Foreign investors are increasing their ownership of U.S. municipal bonds, according to Fed data. But should advisers be recommending muni investments to clients?
Not everyone is impressed with the muni market, or the increased participation of foreign buyers.
“It’s a late-cycle behavior,” says David Haraway, a principal at Substantial Financial, a planning firm in Colorado Springs, Colorado.
At the end of 2016, foreigners owned $106.4 billion in U.S. muni debt, up 32% from the end of 2014, according to the Fed data.
“I view it as a trend,” says James “J.R.” Rieger, head of fixed income at S&P Dow Jones Indices. Although that may be the case, foreign holdings remain a small part of the $3.8 trillion-dollar muni market.
Rieger admits that foreigners are not significant buyers. “Not yet,” he adds.
BIGGER GAINS FOR MUNIS
But overall buying activity has resulted in better gains for munis than have been seen in some other parts of the bond market.
Amid the ups and downs of the bond markets, these funds attracted new investors.
Through March 24, the S&P National AMT-Free Municipal Bond Index had a total return for 2017 of 1.11% vs. 0.88% and 0.77% for the firm’s investment-grade corporate index and its 10-year Treasury index, respectively.
Rieger attributes the outperformance, in part, to supply and demand. Much of recent issuance, he says, has been to replace older, higher-yielding munis. State and local governments have “not really been introducing new supply,” he says.

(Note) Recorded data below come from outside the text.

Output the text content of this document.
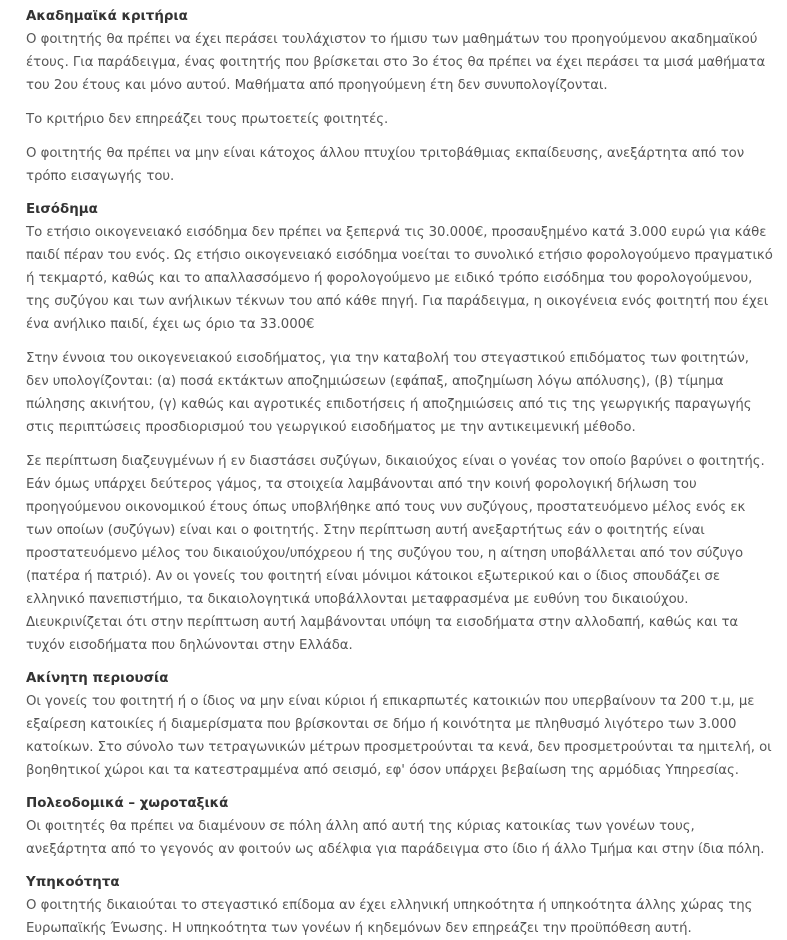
Ακαδημαϊκά κριτήρια

Ο φοιτητής θα πρέπει να έχει περάσει τουλάχιστον το ήμισυ των μαθημάτων του προηγούμενου ακαδημαϊκού έτους. Για παράδειγμα, ένας φοιτητής που βρίσκεται στο 3ο έτος θα πρέπει να έχει περάσει τα μισά μαθήματα του 2ου έτους και μόνο αυτού. Μαθήματα από προηγούμενη έτη δεν συνυπολογίζονται.

Το κριτήριο δεν επηρεάζει τους πρωτοετείς φοιτητές.

Ο φοιτητής θα πρέπει να μην είναι κάτοχος άλλου πτυχίου τριτοβάθμιας εκπαίδευσης, ανεξάρτητα από τον τρόπο εισαγωγής του.

Εισόδημα

Το ετήσιο οικογενειακό εισόδημα δεν πρέπει να ξεπερνά τις 30.000€, προσαυξημένο κατά 3.000 ευρώ για κάθε παιδί πέραν του ενός. Ως ετήσιο οικογενειακό εισόδημα νοείται το συνολικό ετήσιο φορολογούμενο πραγματικό ή τεκμαρτό, καθώς και το απαλλασσόμενο ή φορολογούμενο με ειδικό τρόπο εισόδημα του φορολογούμενου, της συζύγου και των ανήλικων τέκνων του από κάθε πηγή. Για παράδειγμα, η οικογένεια ενός φοιτητή που έχει ένα ανήλικο παιδί, έχει ως όριο τα 33.000€

Στην έννοια του οικογενειακού εισοδήματος, για την καταβολή του στεγαστικού επιδόματος των φοιτητών, δεν υπολογίζονται: (α) ποσά εκτάκτων αποζημιώσεων (εφάπαξ, αποζημίωση λόγω απόλυσης), (β) τίμημα πώλησης ακινήτου, (γ) καθώς και αγροτικές επιδοτήσεις ή αποζημιώσεις από τις της γεωργικής παραγωγής στις περιπτώσεις προσδιορισμού του γεωργικού εισοδήματος με την αντικειμενική μέθοδο.

Σε περίπτωση διαζευγμένων ή εν διαστάσει συζύγων, δικαιούχος είναι ο γονέας τον οποίο βαρύνει ο φοιτητής. Εάν όμως υπάρχει δεύτερος γάμος, τα στοιχεία λαμβάνονται από την κοινή φορολογική δήλωση του προηγούμενου οικονομικού έτους όπως υποβλήθηκε από τους νυν συζύγους, προστατευόμενο μέλος ενός εκ των οποίων (συζύγων) είναι και ο φοιτητής. Στην περίπτωση αυτή ανεξαρτήτως εάν ο φοιτητής είναι προστατευόμενο μέλος του δικαιούχου/υπόχρεου ή της συζύγου του, η αίτηση υποβάλλεται από τον σύζυγο (πατέρα ή πατριό). Αν οι γονείς του φοιτητή είναι μόνιμοι κάτοικοι εξωτερικού και ο ίδιος σπουδάζει σε ελληνικό πανεπιστήμιο, τα δικαιολογητικά υποβάλλονται μεταφρασμένα με ευθύνη του δικαιούχου. Διευκρινίζεται ότι στην περίπτωση αυτή λαμβάνονται υπόψη τα εισοδήματα στην αλλοδαπή, καθώς και τα τυχόν εισοδήματα που δηλώνονται στην Ελλάδα.

Ακίνητη περιουσία

Οι γονείς του φοιτητή ή ο ίδιος να μην είναι κύριοι ή επικαρπωτές κατοικιών που υπερβαίνουν τα 200 τ.μ, με εξαίρεση κατοικίες ή διαμερίσματα που βρίσκονται σε δήμο ή κοινότητα με πληθυσμό λιγότερο των 3.000 κατοίκων. Στο σύνολο των τετραγωνικών μέτρων προσμετρούνται τα κενά, δεν προσμετρούνται τα ημιτελή, οι βοηθητικοί χώροι και τα κατεστραμμένα από σεισμό, εφ' όσον υπάρχει βεβαίωση της αρμόδιας Υπηρεσίας.

Πολεοδομικά – χωροταξικά

Οι φοιτητές θα πρέπει να διαμένουν σε πόλη άλλη από αυτή της κύριας κατοικίας των γονέων τους, ανεξάρτητα από το γεγονός αν φοιτούν ως αδέλφια για παράδειγμα στο ίδιο ή άλλο Τμήμα και στην ίδια πόλη.

Υπηκοότητα

Ο φοιτητής δικαιούται το στεγαστικό επίδομα αν έχει ελληνική υπηκοότητα ή υπηκοότητα άλλης χώρας της Ευρωπαϊκής Ένωσης. Η υπηκοότητα των γονέων ή κηδεμόνων δεν επηρεάζει την προϋπόθεση αυτή.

Haraway, however, likens buying munis now to purchases of the nifty fifty stocks in the 1960s. He ticks off a list of states that have enormous budget problems and asks, “How would you loan money [to them] and expect a return?”

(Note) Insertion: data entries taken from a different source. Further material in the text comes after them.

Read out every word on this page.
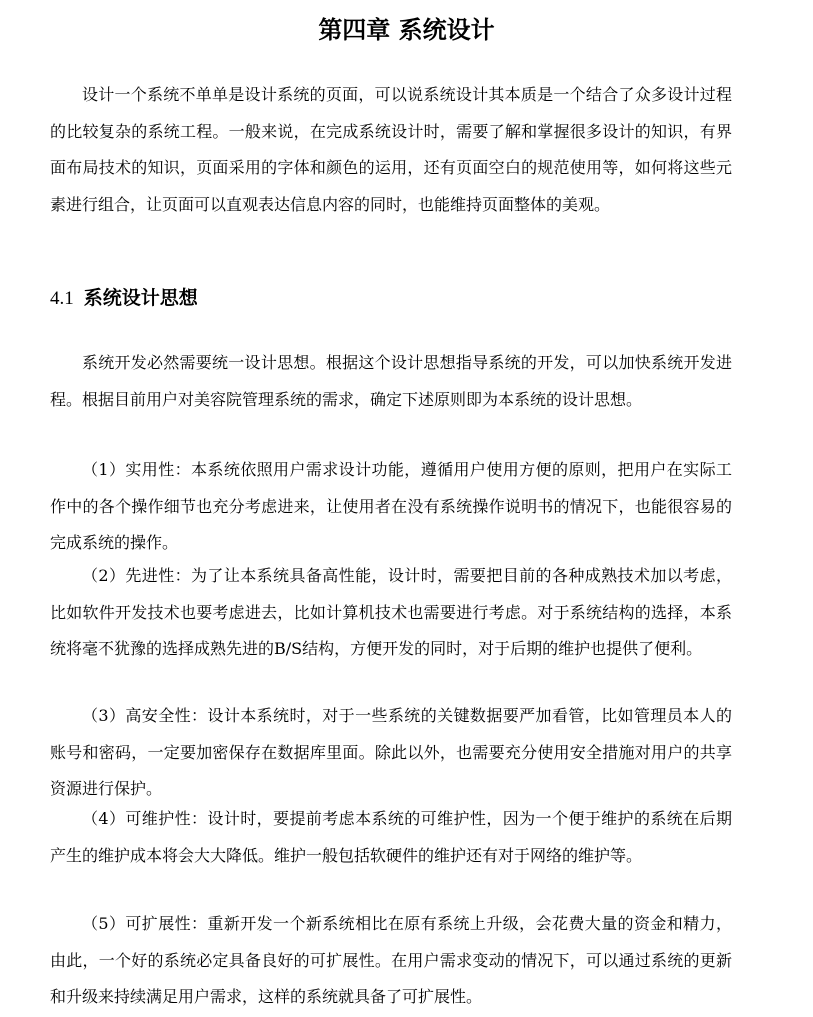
第四章 系统设计

设计一个系统不单单是设计系统的页面，可以说系统设计其本质是一个结合了众多设计过程的比较复杂的系统工程。一般来说，在完成系统设计时，需要了解和掌握很多设计的知识，有界面布局技术的知识，页面采用的字体和颜色的运用，还有页面空白的规范使用等，如何将这些元素进行组合，让页面可以直观表达信息内容的同时，也能维持页面整体的美观。

4.1 系统设计思想

系统开发必然需要统一设计思想。根据这个设计思想指导系统的开发，可以加快系统开发进程。根据目前用户对美容院管理系统的需求，确定下述原则即为本系统的设计思想。

（1）实用性：本系统依照用户需求设计功能，遵循用户使用方便的原则，把用户在实际工作中的各个操作细节也充分考虑进来，让使用者在没有系统操作说明书的情况下，也能很容易的完成系统的操作。

（2）先进性：为了让本系统具备高性能，设计时，需要把目前的各种成熟技术加以考虑，比如软件开发技术也要考虑进去，比如计算机技术也需要进行考虑。对于系统结构的选择，本系统将毫不犹豫的选择成熟先进的B/S结构，方便开发的同时，对于后期的维护也提供了便利。

（3）高安全性：设计本系统时，对于一些系统的关键数据要严加看管，比如管理员本人的账号和密码，一定要加密保存在数据库里面。除此以外，也需要充分使用安全措施对用户的共享资源进行保护。

（4）可维护性：设计时，要提前考虑本系统的可维护性，因为一个便于维护的系统在后期产生的维护成本将会大大降低。维护一般包括软硬件的维护还有对于网络的维护等。

（5）可扩展性：重新开发一个新系统相比在原有系统上升级，会花费大量的资金和精力，由此，一个好的系统必定具备良好的可扩展性。在用户需求变动的情况下，可以通过系统的更新和升级来持续满足用户需求，这样的系统就具备了可扩展性。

As for foreigners’ buying of U.S munis, Haraway says, “To me, it’s noise.”
TROUBLED STATES
Rieger acknowledges that some states have problems. In particular, he notes Illinois and New Jersey.
“The pension deficits are significant, and the market is not penalizing them dramatically yet for that shortcoming,” he says.
Even so, Rieger is upbeat about the muni market. “As an asset class, investment-grade munis have a shorter duration, higher quality and a fairly attractive yield,” he says.
Rieger also believes foreign buyers should continue to be attracted to U.S. municipal bonds.
“The low- rate environment has brought munis down, along with investment-grade corporates and Treasuries. But when a foreign investor is looking at diversification, the muni asset class becomes one of those tools,” he says.
And because the supply and demand imbalance is likely to continue, Reiger says “crossover” buyers from outside the U.S. could have help support better returns in the market.
Of course, he says there are numerous uncertainties that affect this and other markets.
“Rather than the influence of foreign buyers, the variable that I think is most important in the current market is whether there will be a substantial change in tax rates,” says John Frankola, president of Vista Investment Management in Pittsburgh. “If tax rates are lowered, it will make outstanding municipal bonds less attractive when compared to taxable securities.”
For advisers willing to live with that uncertainty, there are more than two dozen muni ETFs available, including investment-grade and high-yield, which hold bonds of short-, intermediate- or long-term maturities.